British, European and American diplomats and donors have voiced serious concerns about how the World Health Organisation handled sex abuse allegations involving its own staff during an outbreak of Ebola in Congo, as reported this week by The Associated Press.
On Tuesday, the AP published an investigation documenting that senior WHO management was informed of multiple sex abuse allegations involving at least two of its doctors during the epidemic in 2018. A notarized contract obtained by the AP showed that two WHO staffers signed off on an agreement between WHO’s Dr. Jean-Paul Ngandu and a young woman he allegedly impregnated in Congo.
In it, Ngandu promised to pay the young woman money, cover her pregnancy costs and buy her a plot of land. The contract was made to protect the integrity and reputation of the organization, Ngandu said.
The UK has a zero tolerance approach when it comes to sexual exploitation and harassment and that extends to all international organizations that we fund, said Simon Manley, the UK’s ambassador to the UN in Geneva. We are speaking with WHO and other major donors as a matter of urgency to establish the facts. Britain is WHO’s second biggest donor, after the US. The US State Department had no immediate comment.
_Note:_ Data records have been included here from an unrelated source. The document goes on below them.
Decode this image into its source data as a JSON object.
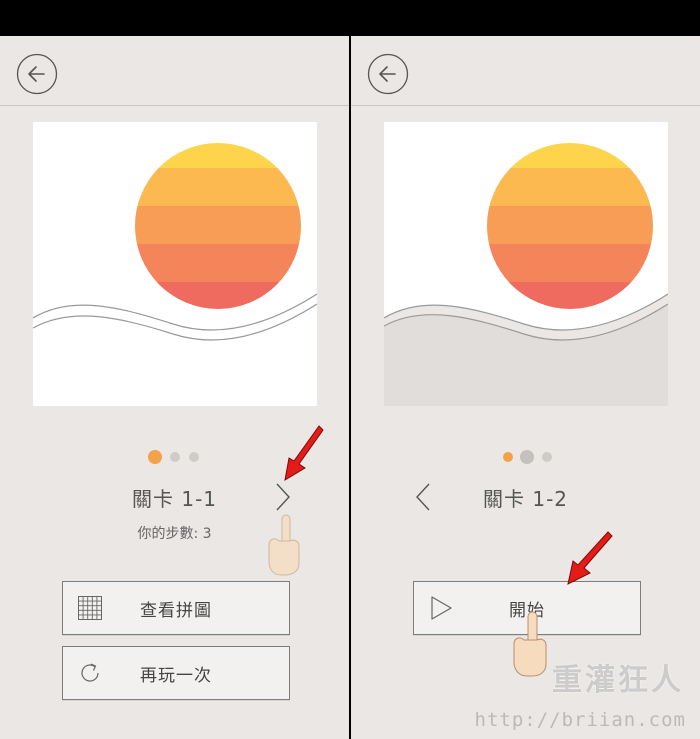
{
  "left": {
    "level_label": "關卡 1-1",
    "steps_label": "你的步數",
    "steps_value": "3",
    "steps_text": "你的步數: 3",
    "buttons": [
      {
        "label": "查看拼圖",
        "icon": "grid-icon"
      },
      {
        "label": "再玩一次",
        "icon": "replay-icon"
      }
    ],
    "page_dots": {
      "count": 3,
      "active": 0
    }
  },
  "right": {
    "level_label": "關卡 1-2",
    "start_button": {
      "label": "開始",
      "icon": "play-icon"
    },
    "page_dots": {
      "count": 3,
      "active": 1
    }
  },
  "watermark": {
    "logo_text": "重灌狂人",
    "url": "http://briian.com"
  },
  "colors": {
    "background": "#eae7e4",
    "sun_stripes": [
      "#fdd44b",
      "#fbb94f",
      "#f79d55",
      "#f4855b",
      "#ef6a5f"
    ],
    "active_dot": "#f3a24a",
    "arrow": "#e41b17"
  }
}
WHO has declined to comment on the specific allegations reported by the AP and said it is waiting for the results of a panel created last October to investigate sexual abuse during the Congo outbreak involving WHO staffers. What’s alarming is that WHO seems to be keeping this abuse quiet and not publicly condemning these allegations, said Clare Wenham, an assistant professor of global health policy at the London School of Economics, who has studied gender and funding issues at WHO.
There’s a lot of talk about giving WHO more money but I don’t think any government should be committing to that until we know it’s an organization we can trust. The Bill and Melinda Gates Foundation, the agency’s third-largest funder, said it expects UN agencies to conduct thorough investigations into sexual abuse as quickly as possible.
Lawrence Gostin, director of the WHO Collaborating Center on Global Health Law at Georgetown University, said the ultimate responsibility for WHO’s Ebola response lies with director-general Tedros Adhanom Ghebreyesus. It is time for action.